Something is not translating down to Main Street because it’s beyond description to see markets at all-time highs yet such a muddled recovery. It proves two things. First of all it means the entire stock market is going a lot higher in the long run. It has to. This trading community as witnessed two important tops in the last 13 years, and this one is nothing like the rest. But coming to the near term it means some dynamic of the structure of this recovery is not working out. Money seems to be in the hands of the few or we’d see more jobs. The jobs that we do see are in pockets of the country. There are 2 themes to the prosperity these days. There is an oil boom going on as there appears to be oil and gas jobs in places like the North Dakota. Of course there’s hi tech jobs in Northern California. But in the average American city for people looking for the kind of average American jobs people have sought for the past 40-50 years, it remains hit and miss. Until this problem is addressed things are not likely to change very much. In my view, the way it needs to be addressed is that some guy like Bill Gates or Steve Jobs needs to emerge out of his garage with the next technological wave.
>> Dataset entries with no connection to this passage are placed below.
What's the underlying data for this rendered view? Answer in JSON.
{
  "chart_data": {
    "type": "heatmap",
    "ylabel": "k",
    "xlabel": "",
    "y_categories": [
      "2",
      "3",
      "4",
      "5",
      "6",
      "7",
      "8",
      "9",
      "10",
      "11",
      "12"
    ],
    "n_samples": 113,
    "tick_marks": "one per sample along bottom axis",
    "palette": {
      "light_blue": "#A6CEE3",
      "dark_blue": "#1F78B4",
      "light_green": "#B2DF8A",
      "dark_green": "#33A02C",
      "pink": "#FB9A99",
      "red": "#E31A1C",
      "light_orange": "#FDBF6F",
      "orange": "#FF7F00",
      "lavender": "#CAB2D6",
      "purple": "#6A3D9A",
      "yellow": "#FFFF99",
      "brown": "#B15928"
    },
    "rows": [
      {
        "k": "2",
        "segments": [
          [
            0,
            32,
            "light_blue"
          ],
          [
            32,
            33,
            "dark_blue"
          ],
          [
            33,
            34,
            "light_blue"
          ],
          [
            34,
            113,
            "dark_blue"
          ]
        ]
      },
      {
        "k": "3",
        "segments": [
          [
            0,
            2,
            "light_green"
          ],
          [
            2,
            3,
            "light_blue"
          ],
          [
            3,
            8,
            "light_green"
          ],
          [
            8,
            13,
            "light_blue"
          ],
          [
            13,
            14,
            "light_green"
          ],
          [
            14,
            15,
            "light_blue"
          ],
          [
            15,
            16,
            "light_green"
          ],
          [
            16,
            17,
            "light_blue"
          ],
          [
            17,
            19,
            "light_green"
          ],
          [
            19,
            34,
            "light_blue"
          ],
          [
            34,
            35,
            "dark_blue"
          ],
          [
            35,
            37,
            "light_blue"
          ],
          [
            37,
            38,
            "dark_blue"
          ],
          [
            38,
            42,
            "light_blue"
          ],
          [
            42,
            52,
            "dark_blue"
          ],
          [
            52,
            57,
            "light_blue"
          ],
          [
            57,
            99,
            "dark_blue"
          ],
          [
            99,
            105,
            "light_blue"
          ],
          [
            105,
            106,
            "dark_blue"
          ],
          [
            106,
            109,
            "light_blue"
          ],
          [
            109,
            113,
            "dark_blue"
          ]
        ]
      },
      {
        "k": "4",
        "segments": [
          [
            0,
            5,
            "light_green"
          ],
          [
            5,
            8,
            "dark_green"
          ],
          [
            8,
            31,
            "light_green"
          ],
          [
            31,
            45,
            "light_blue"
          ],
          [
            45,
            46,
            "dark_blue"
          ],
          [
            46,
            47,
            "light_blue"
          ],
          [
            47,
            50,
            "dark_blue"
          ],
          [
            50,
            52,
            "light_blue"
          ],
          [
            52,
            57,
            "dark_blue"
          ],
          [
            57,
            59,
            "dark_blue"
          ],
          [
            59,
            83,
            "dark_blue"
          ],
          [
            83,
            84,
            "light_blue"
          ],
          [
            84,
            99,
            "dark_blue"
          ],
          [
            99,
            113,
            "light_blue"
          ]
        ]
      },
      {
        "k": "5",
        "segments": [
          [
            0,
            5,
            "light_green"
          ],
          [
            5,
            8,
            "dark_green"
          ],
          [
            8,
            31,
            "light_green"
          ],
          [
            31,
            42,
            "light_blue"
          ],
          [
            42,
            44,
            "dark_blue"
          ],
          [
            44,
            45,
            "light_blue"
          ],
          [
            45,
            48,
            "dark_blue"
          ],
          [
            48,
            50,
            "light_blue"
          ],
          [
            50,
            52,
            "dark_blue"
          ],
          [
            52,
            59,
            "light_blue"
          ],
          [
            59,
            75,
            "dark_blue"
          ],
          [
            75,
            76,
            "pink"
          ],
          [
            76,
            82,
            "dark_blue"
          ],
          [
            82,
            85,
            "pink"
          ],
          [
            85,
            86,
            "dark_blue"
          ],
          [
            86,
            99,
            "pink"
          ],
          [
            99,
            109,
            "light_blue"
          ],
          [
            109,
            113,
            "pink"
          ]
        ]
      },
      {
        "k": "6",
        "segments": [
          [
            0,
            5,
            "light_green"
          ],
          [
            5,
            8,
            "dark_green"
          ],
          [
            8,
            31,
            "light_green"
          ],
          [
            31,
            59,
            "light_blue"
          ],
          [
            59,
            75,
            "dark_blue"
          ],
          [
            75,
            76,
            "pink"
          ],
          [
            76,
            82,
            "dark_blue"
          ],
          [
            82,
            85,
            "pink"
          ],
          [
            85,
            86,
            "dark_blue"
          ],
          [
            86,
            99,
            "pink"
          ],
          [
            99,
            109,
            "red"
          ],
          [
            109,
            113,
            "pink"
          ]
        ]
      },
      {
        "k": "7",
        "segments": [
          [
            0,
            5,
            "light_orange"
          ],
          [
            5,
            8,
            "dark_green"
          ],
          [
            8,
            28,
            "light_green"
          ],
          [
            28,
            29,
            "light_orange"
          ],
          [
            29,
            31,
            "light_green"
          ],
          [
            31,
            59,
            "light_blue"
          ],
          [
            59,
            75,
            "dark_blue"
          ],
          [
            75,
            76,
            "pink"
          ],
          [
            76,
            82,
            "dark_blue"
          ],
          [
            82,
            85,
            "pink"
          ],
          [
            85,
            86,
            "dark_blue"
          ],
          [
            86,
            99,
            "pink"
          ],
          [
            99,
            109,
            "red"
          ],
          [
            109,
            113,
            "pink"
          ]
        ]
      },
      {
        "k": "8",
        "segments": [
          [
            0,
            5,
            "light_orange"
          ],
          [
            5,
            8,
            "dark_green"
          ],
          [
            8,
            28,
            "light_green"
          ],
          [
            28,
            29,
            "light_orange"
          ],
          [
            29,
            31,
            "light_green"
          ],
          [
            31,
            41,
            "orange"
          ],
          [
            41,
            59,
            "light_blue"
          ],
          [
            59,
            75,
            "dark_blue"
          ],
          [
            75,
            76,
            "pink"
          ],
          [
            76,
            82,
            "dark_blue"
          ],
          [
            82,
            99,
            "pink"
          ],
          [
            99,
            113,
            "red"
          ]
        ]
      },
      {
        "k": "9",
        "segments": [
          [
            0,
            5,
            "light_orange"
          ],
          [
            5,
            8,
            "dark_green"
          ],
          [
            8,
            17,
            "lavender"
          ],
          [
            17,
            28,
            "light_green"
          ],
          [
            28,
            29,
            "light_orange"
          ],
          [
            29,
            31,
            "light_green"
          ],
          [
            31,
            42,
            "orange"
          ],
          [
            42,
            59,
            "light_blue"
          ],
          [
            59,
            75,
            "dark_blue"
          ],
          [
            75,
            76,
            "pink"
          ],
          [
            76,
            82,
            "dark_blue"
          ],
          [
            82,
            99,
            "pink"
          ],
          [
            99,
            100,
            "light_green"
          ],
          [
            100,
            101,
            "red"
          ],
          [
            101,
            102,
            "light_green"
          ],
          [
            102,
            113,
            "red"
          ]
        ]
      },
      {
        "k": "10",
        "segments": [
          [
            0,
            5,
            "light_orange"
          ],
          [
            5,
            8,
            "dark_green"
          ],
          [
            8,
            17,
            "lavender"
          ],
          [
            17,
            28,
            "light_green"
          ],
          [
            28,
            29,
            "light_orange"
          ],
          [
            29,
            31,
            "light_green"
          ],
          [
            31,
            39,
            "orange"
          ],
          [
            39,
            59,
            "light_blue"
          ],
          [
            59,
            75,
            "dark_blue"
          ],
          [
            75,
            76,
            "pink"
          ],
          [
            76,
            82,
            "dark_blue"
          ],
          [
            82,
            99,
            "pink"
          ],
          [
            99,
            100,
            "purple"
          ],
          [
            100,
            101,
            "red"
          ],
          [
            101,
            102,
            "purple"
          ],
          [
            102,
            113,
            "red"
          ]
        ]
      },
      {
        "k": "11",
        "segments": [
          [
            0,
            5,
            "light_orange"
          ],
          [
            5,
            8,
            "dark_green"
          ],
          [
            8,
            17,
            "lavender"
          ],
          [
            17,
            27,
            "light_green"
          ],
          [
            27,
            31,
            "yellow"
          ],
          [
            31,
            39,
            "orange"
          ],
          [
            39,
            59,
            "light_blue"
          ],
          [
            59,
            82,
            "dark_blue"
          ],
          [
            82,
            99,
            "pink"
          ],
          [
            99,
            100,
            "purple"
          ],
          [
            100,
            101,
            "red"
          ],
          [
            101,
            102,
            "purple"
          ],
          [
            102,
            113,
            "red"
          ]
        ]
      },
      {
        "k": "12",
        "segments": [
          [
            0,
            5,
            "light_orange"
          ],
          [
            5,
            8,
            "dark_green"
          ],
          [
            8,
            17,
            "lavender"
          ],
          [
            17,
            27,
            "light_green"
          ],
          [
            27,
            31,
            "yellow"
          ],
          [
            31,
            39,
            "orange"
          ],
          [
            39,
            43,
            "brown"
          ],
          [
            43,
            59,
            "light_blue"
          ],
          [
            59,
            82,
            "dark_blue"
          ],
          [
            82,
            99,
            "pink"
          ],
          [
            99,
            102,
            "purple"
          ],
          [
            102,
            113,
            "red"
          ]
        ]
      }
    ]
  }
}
What appears to be happening now is the market has finally peaked. Markets were looking for an excuse and the jobs number on Friday was IT. We’ve been watching the European markets all week long to see if they’d fail at their imbalance points and while they were leaning it took Friday to finally get it done. We’ve had clues and signs leading up to this point. Not only did the DAX peak in the middle of March days from the Gann window but also very close to 180 days off the prior highs in September. While our Gann window wasn’t a smashing success, we did get some precision. I’ve also been focused on the BKX which actually peaked the same day as the DAX. Since they are about 13 trading days off the high, I’d say the time window worked.
But markets haven’t topped together. The SPX test of the 1576 peak fell a couple of points short, fell to 1539 and now a little over 20 points off the peak. The real question is whether this peak as given us clues it’s a good place for a high. In fact it has. When we look at this move off the November low the high comes in a sliver off what I call the 161A point. The big leg is 1.618* the first leg off the low. Is it an A or 1st wave? If it’s a 5 wave sequence then we likely have a shorter lived complex consolidation before a final high. But a C wave up could be it. That’s the wild card.
The Dow has a similar configuration, only 1 time degree larger. The A wave from the Dow is the first leg off the June low from last summer. Sure enough, when we measure off that low we end up with a 161 relationship to that leg. What does that mean? Basically the same thing, we can’t yet rule out one more final high to this sequence. Remember 2011 where we had the rolling highs first in February and then in May. This chart can work out the same way.